At lower doses of radiation, you aren’t worried about radiation sickness any more, you’re worried about longer-term cancers. Here is where the cockroach’s short lifespan is a huge advantage. A cockroach can hatch, mature, lay eggs, and die of old age in far less time than it takes most cancers to develop. This is going to be true of all insects; I don’t know that the cockroach has any special claim to fame on that count.

What about the long-period cicadas, which live for 17 years? Since it’s possible for an organism younger than that to develop some forms of cancer, it can’t be categorically ruled out. Of course, most of a cicada’s lifespan is spent in a dormant state, but cancer cells are notorious for not following the rules set by their host.

Darn you! Darn you to Heck for finding such an obvious flaw in my Sweeping Generality. But I can still probably rescue my main point…

Anybody know how deep underground cicada larvae burrow for their long slumber? I assume that for Northern climes they at least need to get below the frost line, so call it several inches. This would protect them from a fair amount of external radiation. And external radiation is a relatively minor contributor to cancer deaths, at least to humans.
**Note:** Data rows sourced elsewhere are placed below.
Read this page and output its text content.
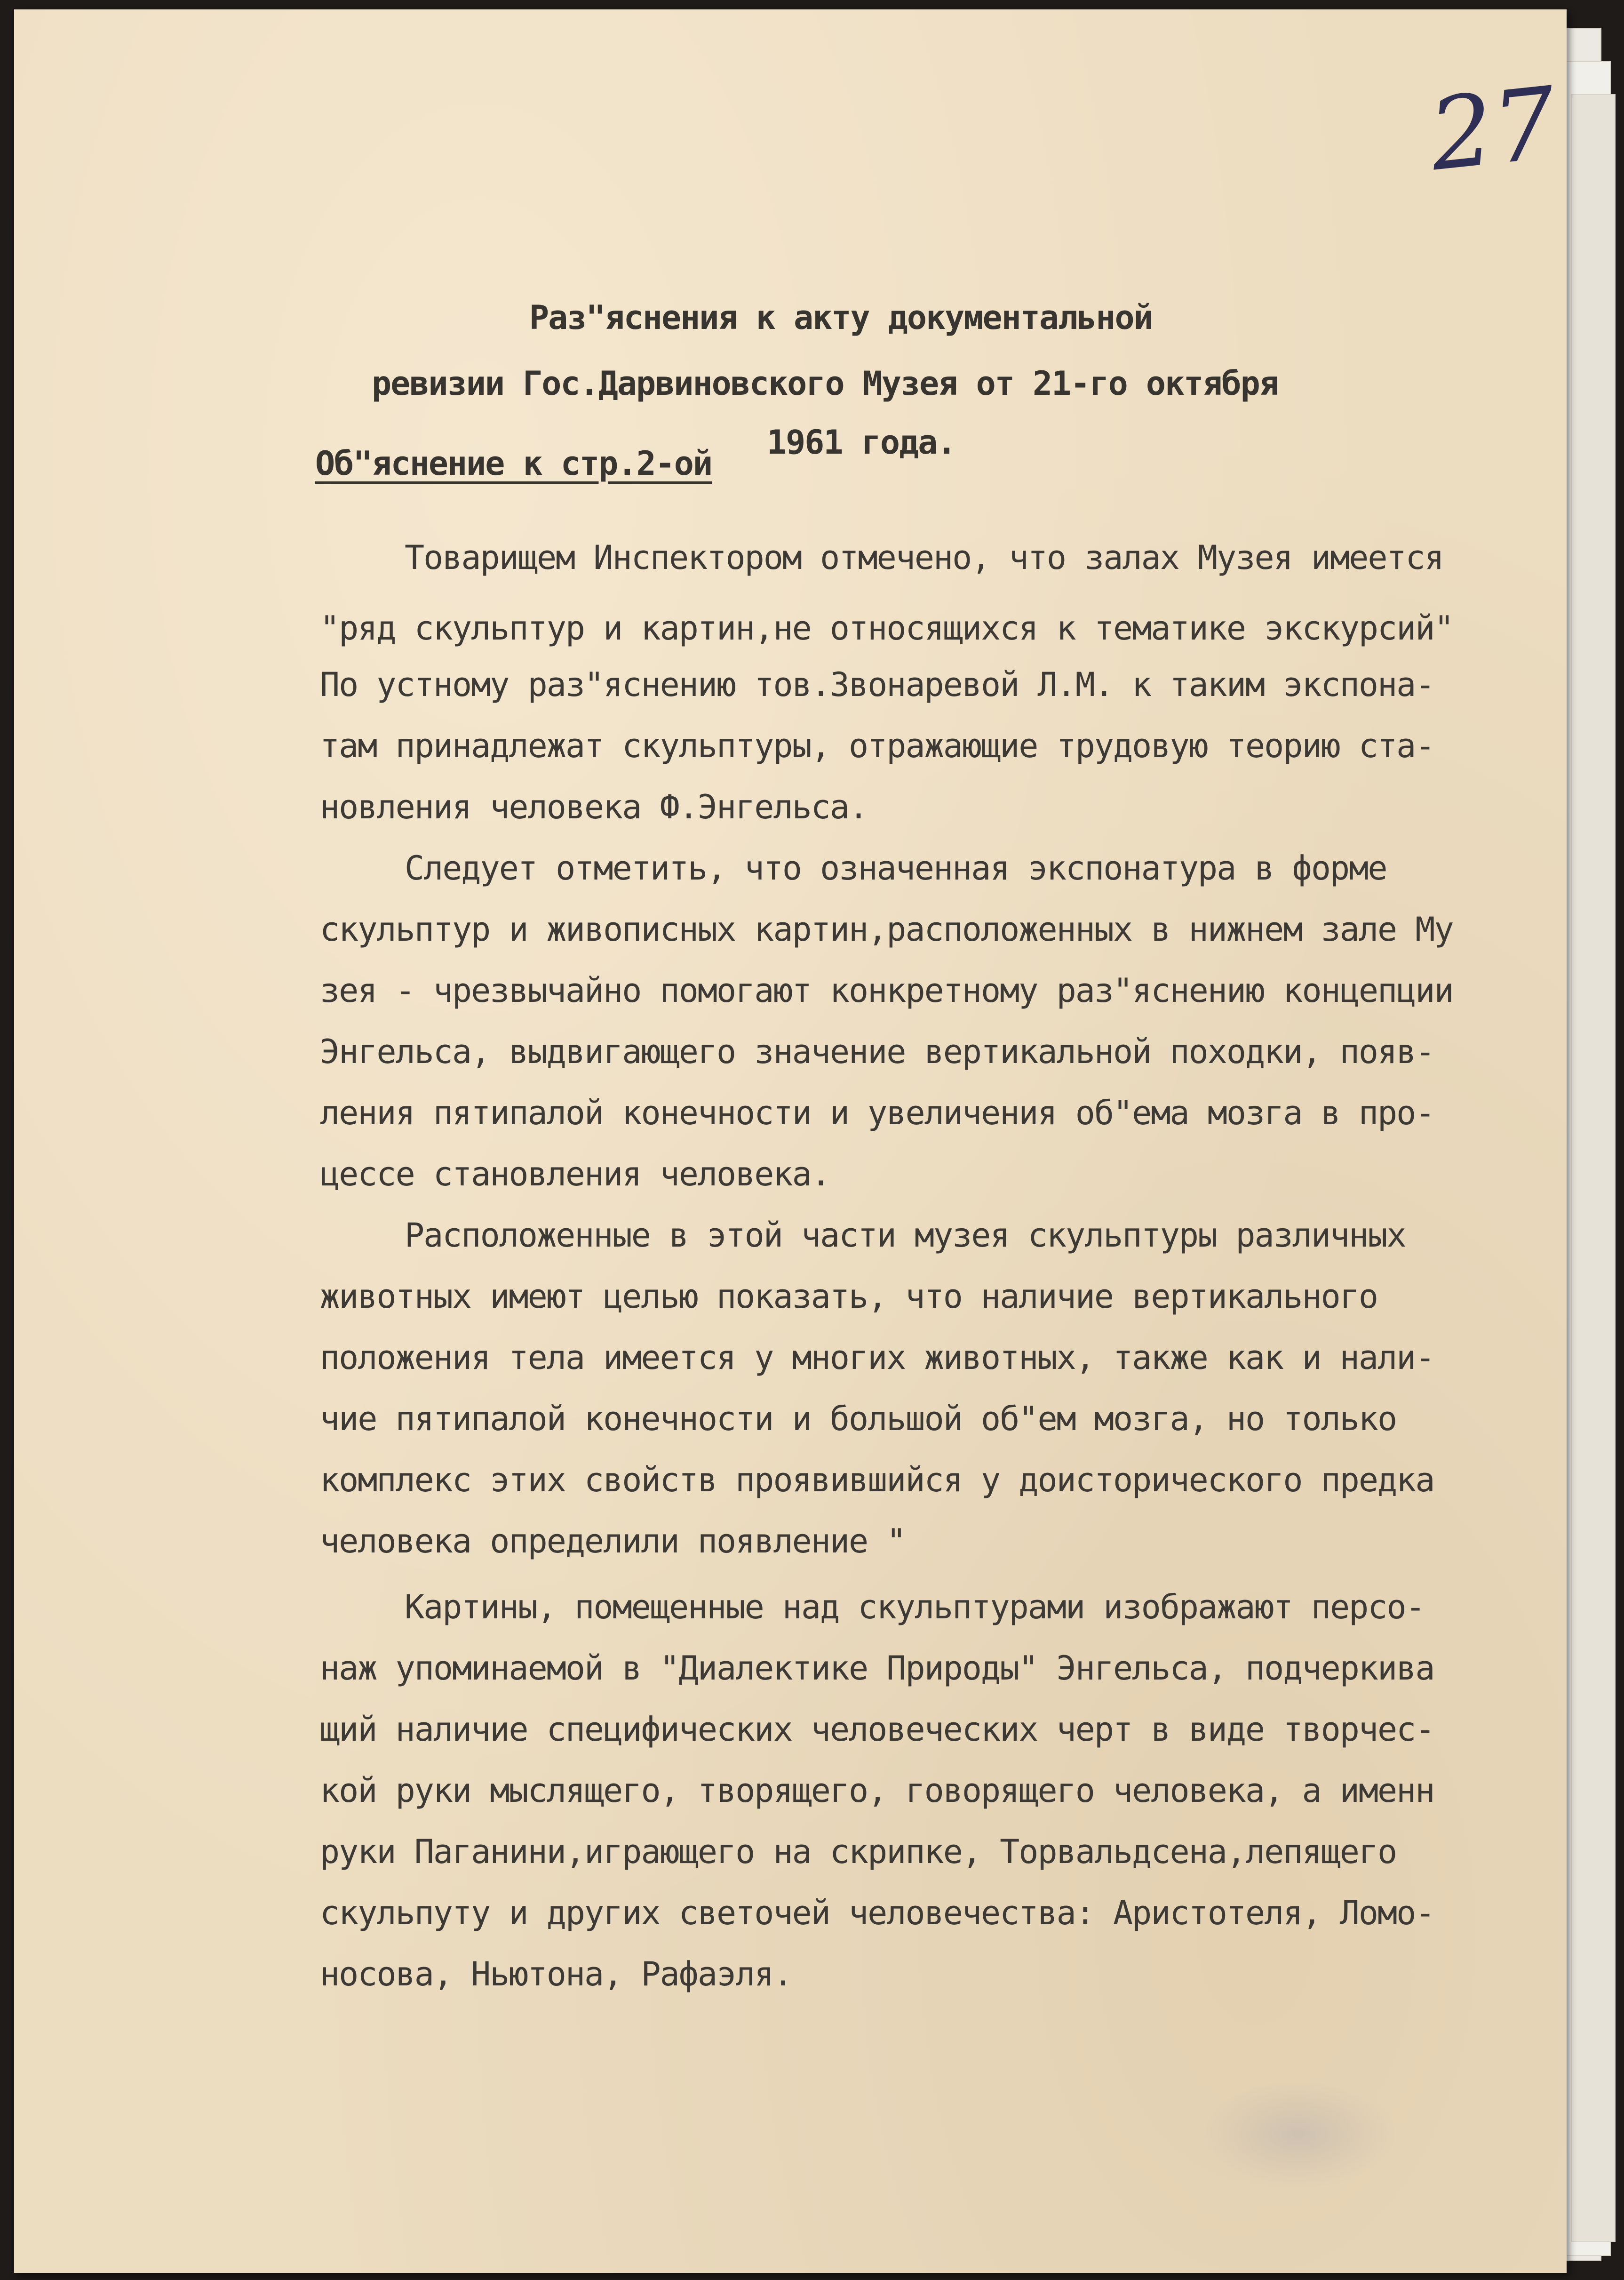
27
Раз"яснения к акту документальной
ревизии Гос.Дарвиновского Музея от 21-го октября
1961 года.
Об"яснение к стр.2-ой
Товарищем Инспектором отмечено, что залах Музея имеется
"ряд скульптур и картин,не относящихся к тематике экскурсий"
По устному раз"яснению тов.Звонаревой Л.М. к таким экспона-
там принадлежат скульптуры, отражающие трудовую теорию ста-
новления человека Ф.Энгельса.
Следует отметить, что означенная экспонатура в форме
скульптур и живописных картин,расположенных в нижнем зале Му
зея - чрезвычайно помогают конкретному раз"яснению концепции
Энгельса, выдвигающего значение вертикальной походки, появ-
ления пятипалой конечности и увеличения об"ема мозга в про-
цессе становления человека.
Расположенные в этой части музея скульптуры различных
животных имеют целью показать, что наличие вертикального
положения тела имеется у многих животных, также как и нали-
чие пятипалой конечности и большой об"ем мозга, но только
комплекс этих свойств проявившийся у доисторического предка
человека определили появление "
Картины, помещенные над скульптурами изображают персо-
наж упоминаемой в "Диалектике Природы" Энгельса, подчеркива
щий наличие специфических человеческих черт в виде творчес-
кой руки мыслящего, творящего, говорящего человека, а именн
руки Паганини,играющего на скрипке, Торвальдсена,лепящего
скульпуту и других светочей человечества: Аристотеля, Ломо-
носова, Ньютона, Рафаэля.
I think that most of the radiation-induced cancers are caused by ingesting radioactive isotopes that have a long biological half-lives like Strontium-90 (parallels calcium), cesium-137 (parallels potassium), iodine-131 (enters thyroid) and Plutonium-239 (parallels calcium). These isotopes enter the body by being eaten or breathed and stay there, giving your internal organs a nice long radiation bath from the inside.

During a cicada’s dormant state, its ingestion of radioactive fallout would be near zero. Even for active larvae that are eating up a storm before they go dormant, they don’t have bones or thyroid glands, so the above mentioned isotopes might not have as long a biological half-life.

Some of the above info was taken from http://www.larryelectric.com/books/Worldwide_Effects_of_Nuclear_War-Some_Perspectives/RADIOACTIVE_FALLOUT.shtml

I thought it said: “I puked a roach! He didn’t die! Why?”

And I wondered what the heck the questioner was doing eating cockroaches??! And how he thought that would kill one?